Aside from the impact on personal happiness and quality of life, the economic impact of these mass-diseases is enormous. This is succinctly laid out in a recent report of WaterAid, which studies public sanitation globally: “Lack of sanitation limits economic growth and cripples developing world’s economies. Workers are less healthy, and therefore, less productive, live shorter lives, save and invest less and their children are less likely to attend school.”
Looking at the public sanitation problem generally, one US agency, the Center for Disease Control and Prevention (CDCP), believes: “Global access to safe water, adequate sanitation, and proper hygiene can reduce illness and death from [a variety of] diseases, leading to improved health, poverty reduction, and socio-economic development.”
Predictably, pay-off from investment in improving drinking water quality and public sanitation is huge. “For every US $1 invested in sanitation [and water supply], US $9 are returned to national economies in increased productivity and reduced burden of healthcare,” according to WaterAid.
Government leadership
There is no other development sector more dependent on government leadership than public water supply and sanitation services. This is so because almost all other public services—health and education particularly—can be turned over to the private sector, to be run as a business enterprise and for profit. However, such an option is largely unavailable in the case of waste management, water supply and sanitation services. Collection and treatment of public waste, most particularly human excreta, if unmanaged, is most damaging to public health.
This level of extreme dependence on the government for water supply and sanitation services is justifiable, since the government is more obliged to carry them out as compared to other public services. Unfortunately, this is hardly the case in Nepal.
I recently asked a Nepali friend, who is not much into either economics or politics, but understands the public sanitation/water supply problems in the country well: “Suppose the government spends 100 arabs (billions) rupees each year on development projects of various kinds. How much of this should it be spending on water and sanitation services?” Her straightforward answer: “Half of it, or Rs. 50 billon.”

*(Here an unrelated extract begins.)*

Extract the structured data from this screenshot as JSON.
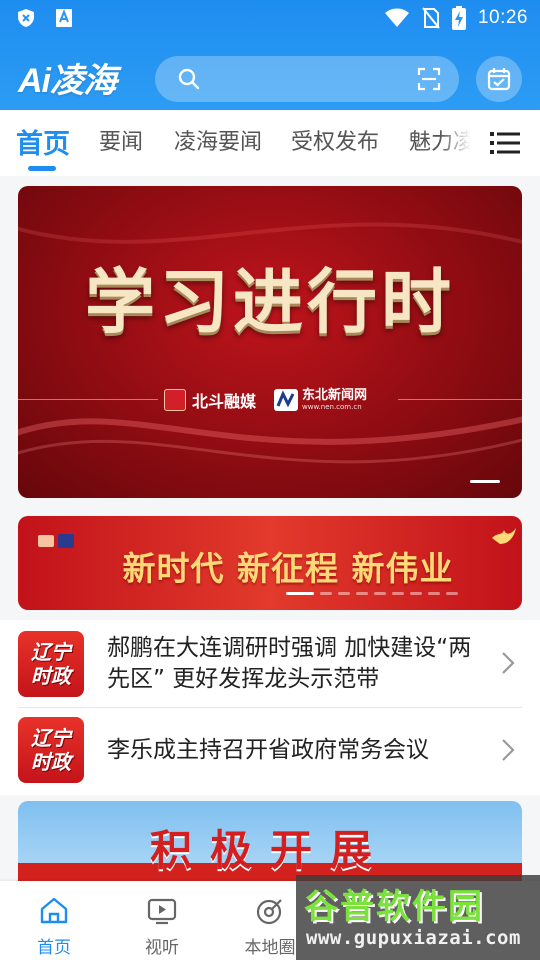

In a global survey of WASH spending by governments, WaterAid Nepal reports that, as a percent of GDP, this has been less than 1 percent in Nepal (the actual figure quoted is 0.7 percent) which comes to 3.3 percent of budget spending. Seemingly, this has not been a priority sector from government perspective and, actually, water and sanitation-related spending has been declining in recent years as a proportion of the budget.
At the same time spending on education has been about 4.5 percent of GDP and on health, (hospitals and medicines) about 2 percent of GDP. WaterAid recommends that WASH-related spending be increased to 3.5 percent of GDP—about Rs 45 billion annually—to match regional spending of about 10 percent of GDP on social programs.
This finding opens up another area of dispute concerning government legitimacy. If a government forces a large part of the population to live in horribly unsanitary conditions, is indifferent to public cleanliness, and supplies contaminated water that results in poor health, there is a legitimate reason to doubt its commitment to public service and, hence, its claim to legitimacy.